Focussed Detector In 3D Example

This example shows how k-Wave can be used to model the output of a focussed bowl detector where the directionality arises from spatially averaging across the detector surface. It builds on the Focussed Detector In 2D example.

Contents

Defining the sensor geometry

For large single element detectors, the directionality arises because the output is spatially averaged across the pressure field on the transducer surface. Here this effect is simulated using a focussed bowl detector (defined using a binary sensor mask) created with the help of makeBowl.

% create a concave sensor
sphere_offset = 10;                             % [grid points]
diameter = Nx/2 + 1;                            % [grid points]
radius = Nx/2;                                  % [grid points]
bowl_pos = [1 + sphere_offset, Ny/2, Nz/2];     % [grid points]
focus_pos = [Nx/2, Ny/2, Nz/2];                 % [grid points]
sensor.mask = makeBowl([Nx, Ny, Nz], bowl_pos, radius, diameter, focus_pos);

Defining on and off-axis point sources

To see the focussing effect of the bowl detector, two points sources are defined, one on-axis and one off-axis.

% place the first point source near the focus of the detector
source1 = zeros(Nx, Ny, Nz);
source1(1 + sphere_offset + radius, Ny/2, Nz/2) = 1;

% place the second point source off axis
source2 = zeros(Nx, Ny, Nz);
source2(1 + sphere_offset + radius, Ny/2 + 6, Nz/2 + 6) = 1;

Running the simulations

Following the simulations, the recorded time series (one per detector grid point) are averaged to model the output of a single element focussed sensor. The resulting time series for both on and off axis source positions are shown below. The detector clearly produces a larger output for the source nearer its focus.

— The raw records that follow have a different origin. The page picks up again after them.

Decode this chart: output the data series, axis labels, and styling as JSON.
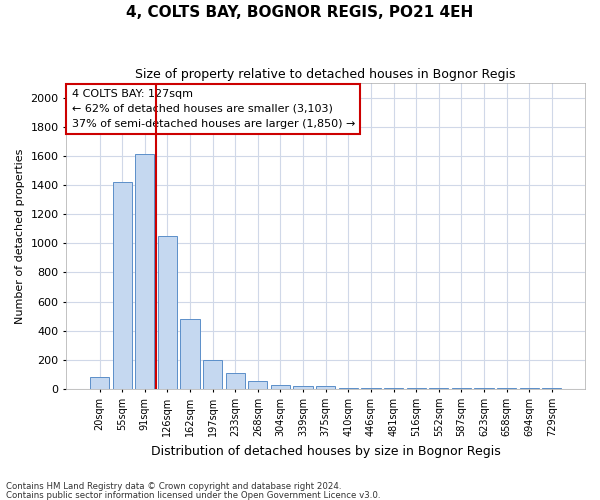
{
  "title": "4, COLTS BAY, BOGNOR REGIS, PO21 4EH",
  "subtitle": "Size of property relative to detached houses in Bognor Regis",
  "xlabel": "Distribution of detached houses by size in Bognor Regis",
  "ylabel": "Number of detached properties",
  "categories": [
    "20sqm",
    "55sqm",
    "91sqm",
    "126sqm",
    "162sqm",
    "197sqm",
    "233sqm",
    "268sqm",
    "304sqm",
    "339sqm",
    "375sqm",
    "410sqm",
    "446sqm",
    "481sqm",
    "516sqm",
    "552sqm",
    "587sqm",
    "623sqm",
    "658sqm",
    "694sqm",
    "729sqm"
  ],
  "values": [
    85,
    1420,
    1610,
    1050,
    480,
    200,
    110,
    55,
    30,
    20,
    20,
    8,
    5,
    5,
    5,
    5,
    5,
    5,
    5,
    5,
    10
  ],
  "bar_color": "#c5d8f0",
  "bar_edge_color": "#5b8fc9",
  "vline_color": "#cc0000",
  "vline_idx": 2.5,
  "annotation_text": "4 COLTS BAY: 127sqm\n← 62% of detached houses are smaller (3,103)\n37% of semi-detached houses are larger (1,850) →",
  "annotation_box_edgecolor": "#cc0000",
  "ylim": [
    0,
    2100
  ],
  "yticks": [
    0,
    200,
    400,
    600,
    800,
    1000,
    1200,
    1400,
    1600,
    1800,
    2000
  ],
  "footer_line1": "Contains HM Land Registry data © Crown copyright and database right 2024.",
  "footer_line2": "Contains public sector information licensed under the Open Government Licence v3.0.",
  "background_color": "#ffffff",
  "plot_bg_color": "#ffffff",
  "grid_color": "#d0d8e8",
  "title_fontsize": 11,
  "subtitle_fontsize": 9,
  "ylabel_fontsize": 8,
  "xlabel_fontsize": 9,
  "tick_fontsize": 8,
  "xtick_fontsize": 7,
  "annot_fontsize": 8
}
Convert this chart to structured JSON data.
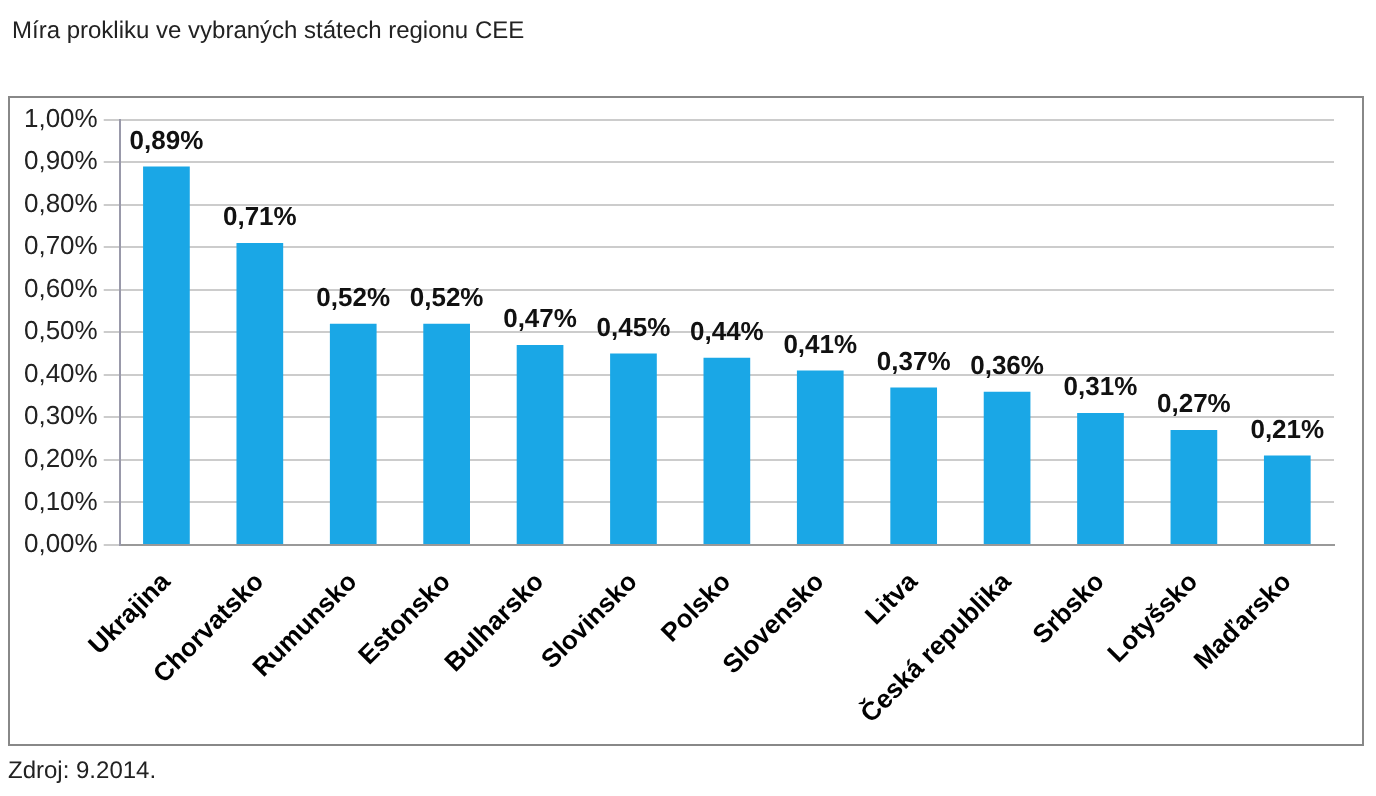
{
  "chart_data": {
    "type": "bar",
    "title": "Míra prokliku ve vybraných státech regionu CEE",
    "categories": [
      "Ukrajina",
      "Chorvatsko",
      "Rumunsko",
      "Estonsko",
      "Bulharsko",
      "Slovinsko",
      "Polsko",
      "Slovensko",
      "Litva",
      "Česká republika",
      "Srbsko",
      "Lotyšsko",
      "Maďarsko"
    ],
    "values": [
      0.89,
      0.71,
      0.52,
      0.52,
      0.47,
      0.45,
      0.44,
      0.41,
      0.37,
      0.36,
      0.31,
      0.27,
      0.21
    ],
    "value_labels": [
      "0,89%",
      "0,71%",
      "0,52%",
      "0,52%",
      "0,47%",
      "0,45%",
      "0,44%",
      "0,41%",
      "0,37%",
      "0,36%",
      "0,31%",
      "0,27%",
      "0,21%"
    ],
    "color": "#1aa7e6",
    "ylim": [
      0,
      1
    ],
    "yticks": [
      {
        "value": 0,
        "label": "0,00%"
      },
      {
        "value": 0.1,
        "label": "0,10%"
      },
      {
        "value": 0.2,
        "label": "0,20%"
      },
      {
        "value": 0.3,
        "label": "0,30%"
      },
      {
        "value": 0.4,
        "label": "0,40%"
      },
      {
        "value": 0.5,
        "label": "0,50%"
      },
      {
        "value": 0.6,
        "label": "0,60%"
      },
      {
        "value": 0.7,
        "label": "0,70%"
      },
      {
        "value": 0.8,
        "label": "0,80%"
      },
      {
        "value": 0.9,
        "label": "0,90%"
      },
      {
        "value": 1,
        "label": "1,00%"
      }
    ],
    "grid": "y",
    "annotations": [
      "Zdroj: 9.2014."
    ]
  }
}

% run the first simulation
source.p_mask = source1;
input_args = {'PMLSize', 10, 'DataCast', 'single', 'PlotSim', false};
sensor_data1 = kspaceFirstOrder3D(kgrid, medium, source, sensor, input_args{:});

% average the data recorded at each grid point to simulate the measured
% signal from a single element focussed detector
sensor_data1 = sum(sensor_data1, 1);

% run the second simulation
source.p_mask = source2;
sensor_data2 = kspaceFirstOrder3D(kgrid, medium, source, sensor, input_args{:});

% average the data recorded at each grid point to simulate the measured
% signal from a single element focussed detector
sensor_data2 = sum(sensor_data2, 1);